Note: These are possible directions that could be taken with the project after this summer. We would like the CTA to identify which directions are most promising so we can keep these in mind when producing the initial implementation this summer.

The simulation provides a natural platform on which we can build additional analytical tools to further the CTA's understand of crowding. For example, the simulation can be adjusted to understand the impact of route removal.

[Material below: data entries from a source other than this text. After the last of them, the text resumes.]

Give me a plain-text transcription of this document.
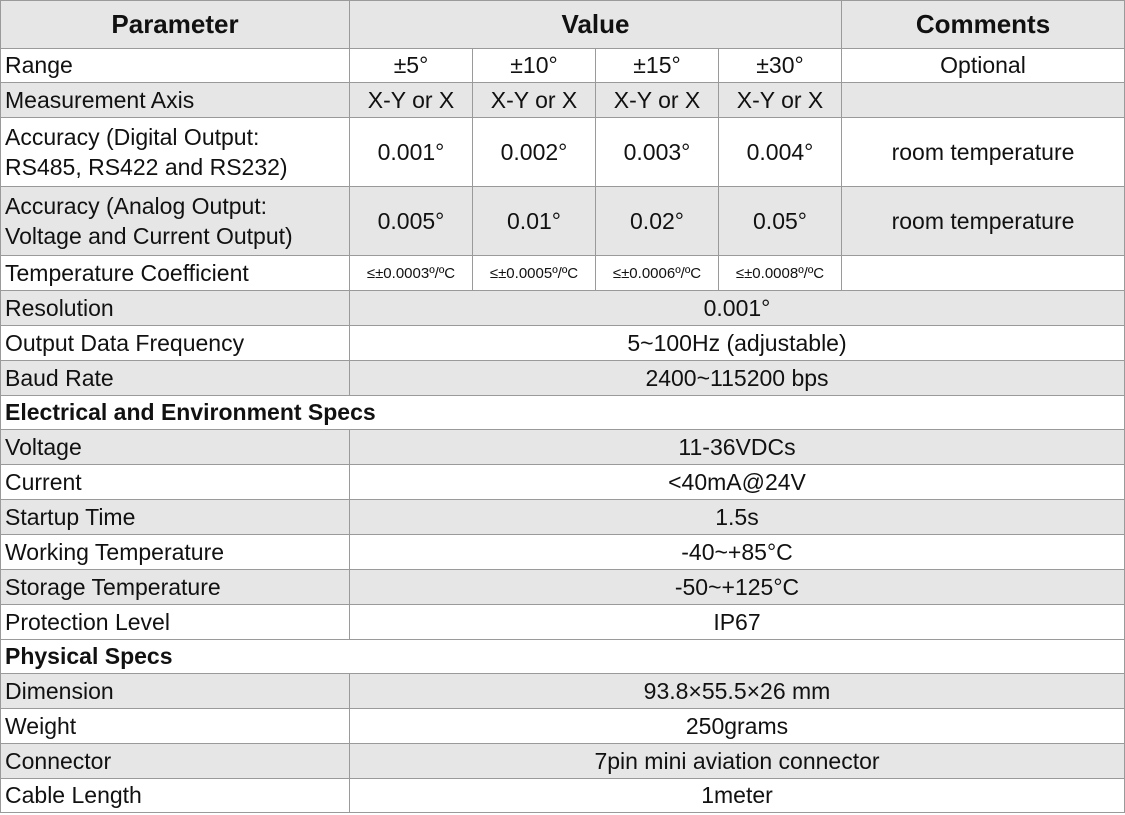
Parameter	Value				Comments
Range	±5°	±10°	±15°	±30°	Optional
Measurement Axis	X-Y or X	X-Y or X	X-Y or X	X-Y or X	
Accuracy (Digital Output:
RS485, RS422 and RS232)	0.001°	0.002°	0.003°	0.004°	room temperature
Accuracy (Analog Output:
Voltage and Current Output)	0.005°	0.01°	0.02°	0.05°	room temperature
Temperature Coefficient	≤±0.0003º/ºC	≤±0.0005º/ºC	≤±0.0006º/ºC	≤±0.0008º/ºC	
Resolution	0.001°				
Output Data Frequency	5~100Hz (adjustable)				
Baud Rate	2400~115200 bps				
Electrical and Environment Specs					
Voltage	11-36VDCs				
Current	<40mA@24V				
Startup Time	1.5s				
Working Temperature	-40~+85°C				
Storage Temperature	-50~+125°C				
Protection Level	IP67				
Physical Specs					
Dimension	93.8×55.5×26 mm				
Weight	250grams				
Connector	7pin mini aviation connector				
Cable Length	1meter				
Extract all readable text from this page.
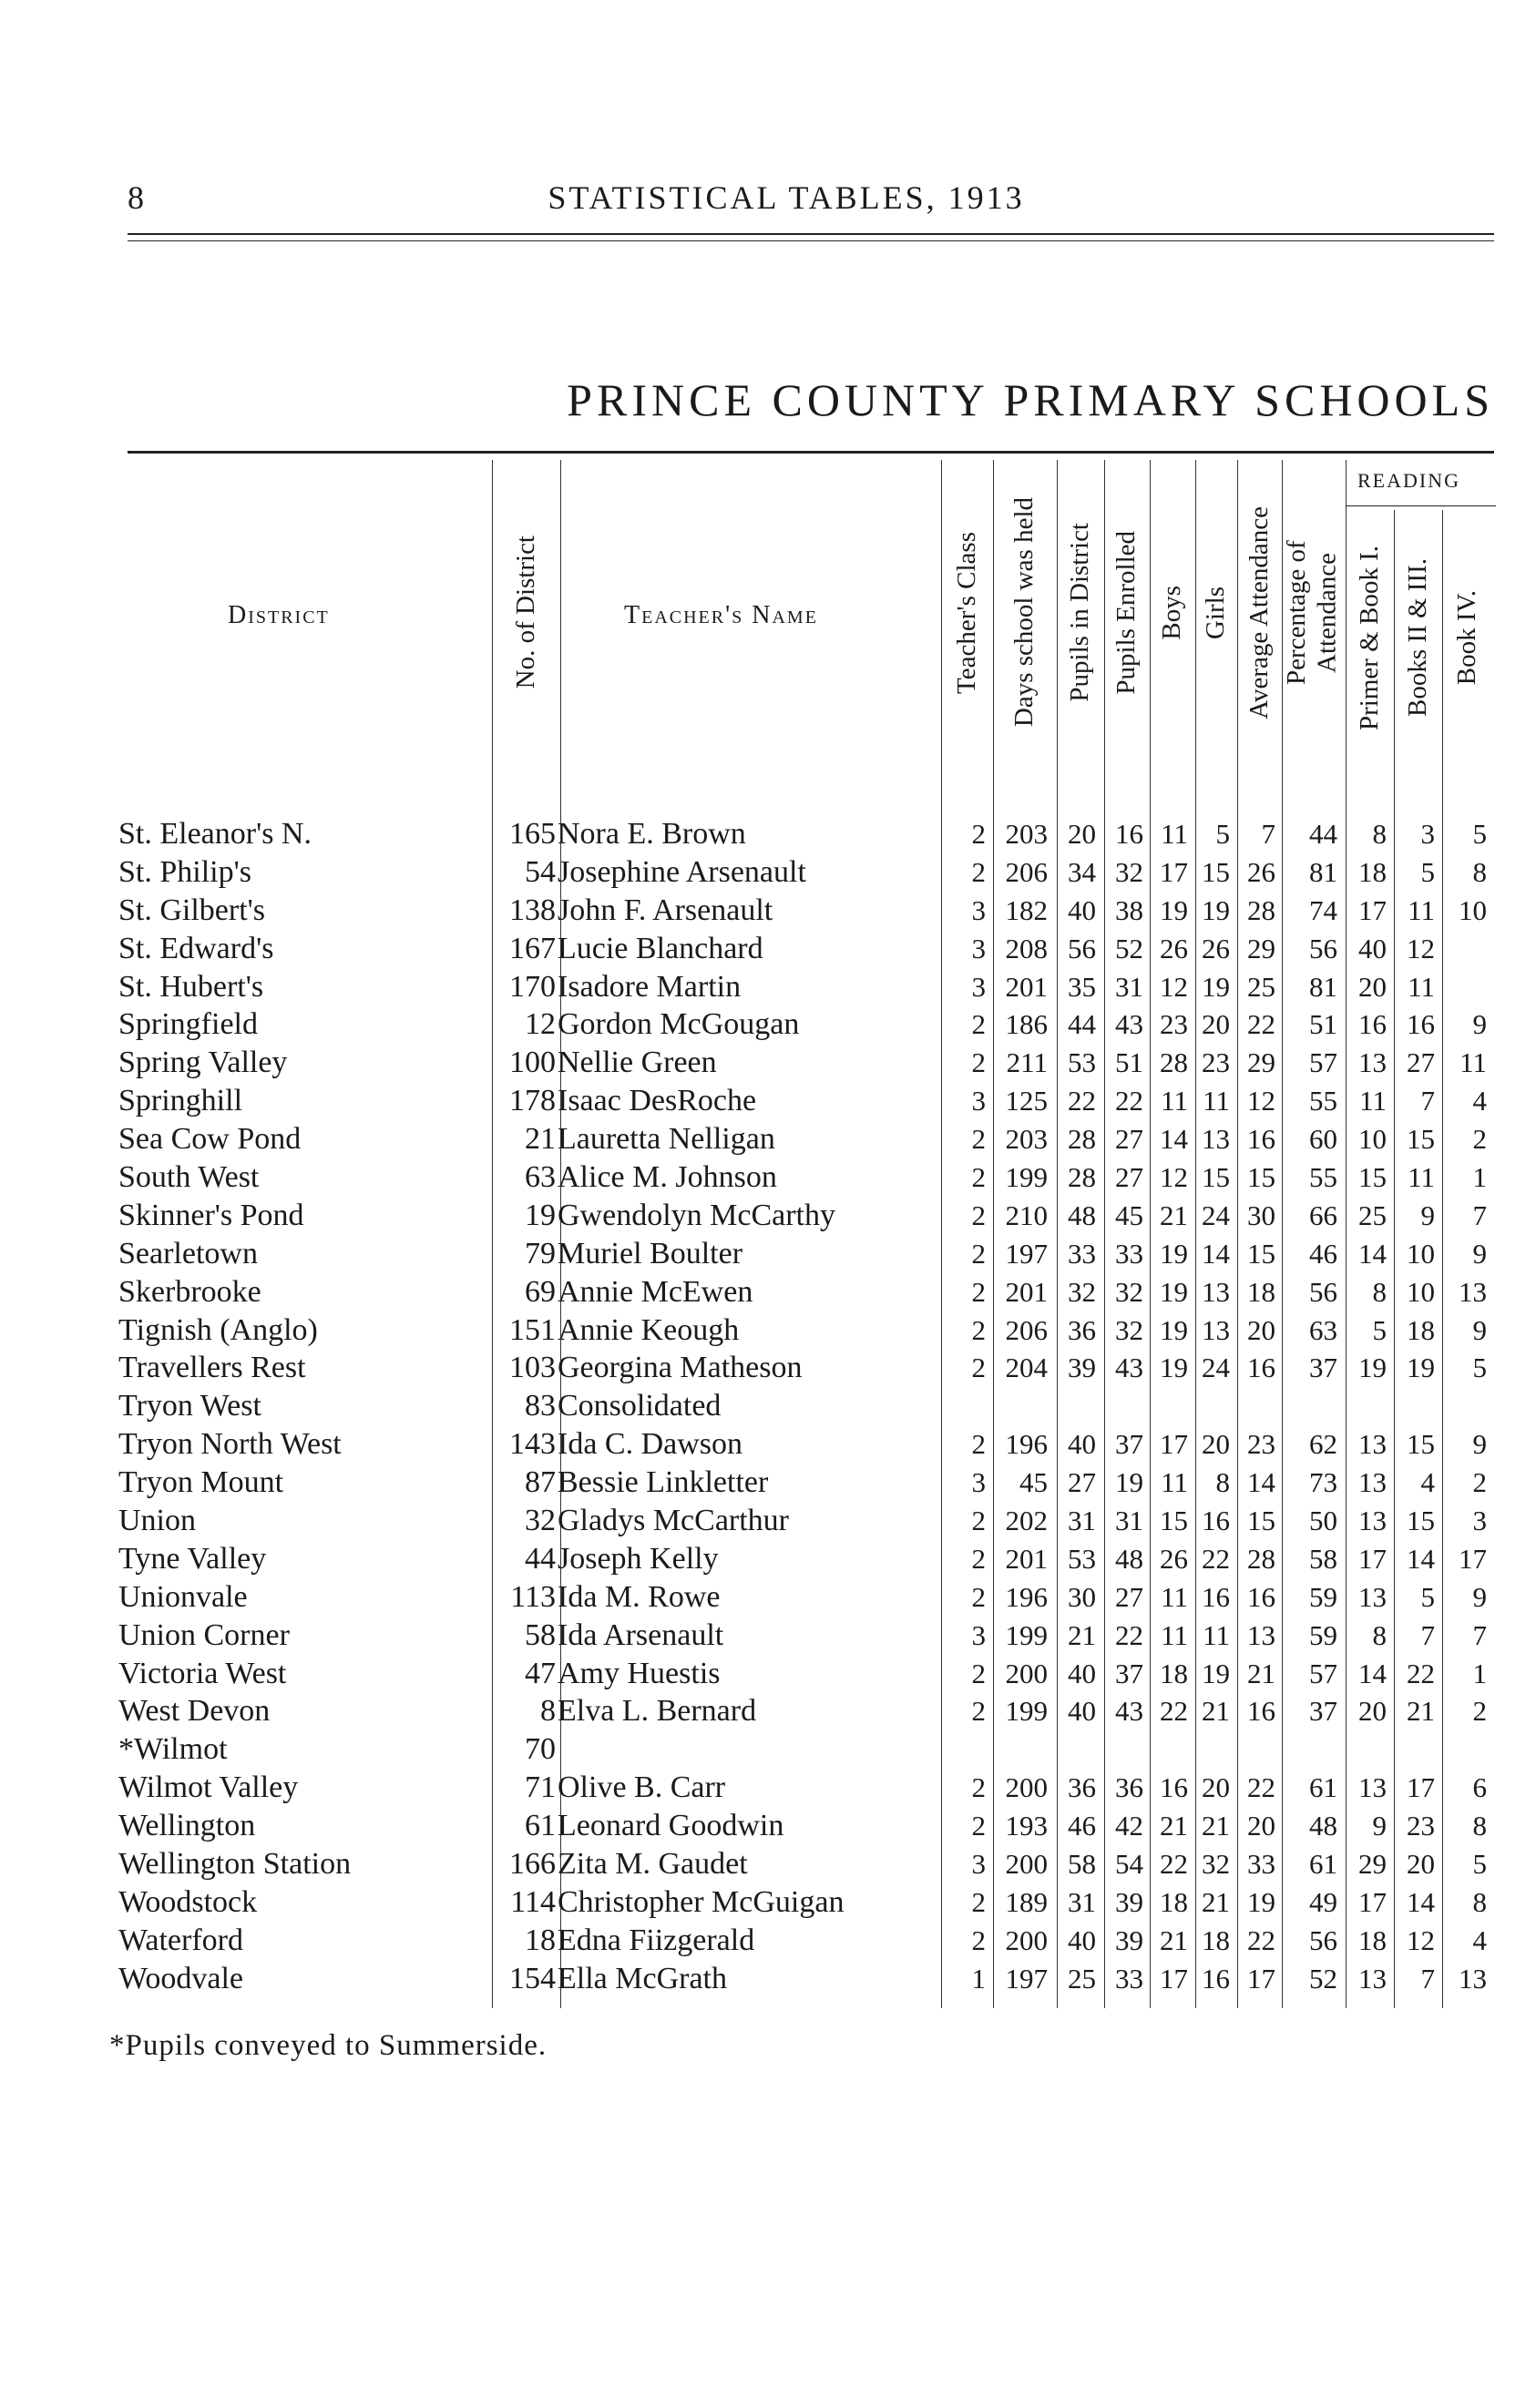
8	STATISTICAL TABLES, 1913
PRINCE COUNTY PRIMARY SCHOOLS
District	No. of District	Teacher's Name	Teacher's Class Days school was held Pupils in District Pupils Enrolled Boys Girls Average Attendance Percentage of Attendance
READING
Primer & Book I. Books II & III. Book IV.
St. Eleanor's N.	165 Nora E. Brown	2 203 20 16 11 5 7 44 8 3 5
St. Philip's	54 Josephine Arsenault	2 206 34 32 17 15 26 81 18 5 8
St. Gilbert's	138 John F. Arsenault	3 182 40 38 19 19 28 74 17 11 10
St. Edward's	167 Lucie Blanchard	3 208 56 52 26 26 29 56 40 12
St. Hubert's	170 Isadore Martin	3 201 35 31 12 19 25 81 20 11
Springfield	12 Gordon McGougan	2 186 44 43 23 20 22 51 16 16 9
Spring Valley	100 Nellie Green	2 211 53 51 28 23 29 57 13 27 11
Springhill	178 Isaac DesRoche	3 125 22 22 11 11 12 55 11 7 4
Sea Cow Pond	21 Lauretta Nelligan	2 203 28 27 14 13 16 60 10 15 2
South West	63 Alice M. Johnson	2 199 28 27 12 15 15 55 15 11 1
Skinner's Pond	19 Gwendolyn McCarthy	2 210 48 45 21 24 30 66 25 9 7
Searletown	79 Muriel Boulter	2 197 33 33 19 14 15 46 14 10 9
Skerbrooke	69 Annie McEwen	2 201 32 32 19 13 18 56 8 10 13
Tignish (Anglo)	151 Annie Keough	2 206 36 32 19 13 20 63 5 18 9
Travellers Rest	103 Georgina Matheson	2 204 39 43 19 24 16 37 19 19 5
Tryon West	83 Consolidated
Tryon North West	143 Ida C. Dawson	2 196 40 37 17 20 23 62 13 15 9
Tryon Mount	87 Bessie Linkletter	3 45 27 19 11 8 14 73 13 4 2
Union	32 Gladys McCarthur	2 202 31 31 15 16 15 50 13 15 3
Tyne Valley	44 Joseph Kelly	2 201 53 48 26 22 28 58 17 14 17
Unionvale	113 Ida M. Rowe	2 196 30 27 11 16 16 59 13 5 9
Union Corner	58 Ida Arsenault	3 199 21 22 11 11 13 59 8 7 7
Victoria West	47 Amy Huestis	2 200 40 37 18 19 21 57 14 22 1
West Devon	8 Elva L. Bernard	2 199 40 43 22 21 16 37 20 21 2
*Wilmot	70
Wilmot Valley	71 Olive B. Carr	2 200 36 36 16 20 22 61 13 17 6
Wellington	61 Leonard Goodwin	2 193 46 42 21 21 20 48 9 23 8
Wellington Station	166 Zita M. Gaudet	3 200 58 54 22 32 33 61 29 20 5
Woodstock	114 Christopher McGuigan	2 189 31 39 18 21 19 49 17 14 8
Waterford	18 Edna Fiizgerald	2 200 40 39 21 18 22 56 18 12 4
Woodvale	154 Ella McGrath	1 197 25 33 17 16 17 52 13 7 13
*Pupils conveyed to Summerside.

Some questions that could be answered would require a more complex model capable of handling the intricacies of a more complex model. Factors include:

• Adding interdependencies / network effects
• Identify when customers can / do substitute one route for another (bring in payment data)
• One trip being late causes the next trip on that block / run to be late as well
• Add in other transportation options.
  • Trains first.
• More demand factors (events, weather)
• More service factors (operator tardiness, bus breaks down, traffic, construction)
• Feedback: level of service -> demand

Another future goal would be to leverage this platform to affect real time operations. For example, we can ask what factors are strong signals of imminent crowding and bunching. If we incorporate this in the already existing CTA system, bus supervisors will be able to alter schedules and headway accordingly. At the very least, the simulations can inform where to place supervisors at appropriate geographic locations. An ambitious goal would be to have the model updated continuously and be used by operations to inform their day to day decisions. This would be more useful once two-way communication with the bus drivers is available.

Other future directions include:

• Optimization
• Link with GPS data from phone apps to find customers' actual origin and destination
• Deeper analysis, e.g. how much does actual reachability differ from what is calculated with GTFS?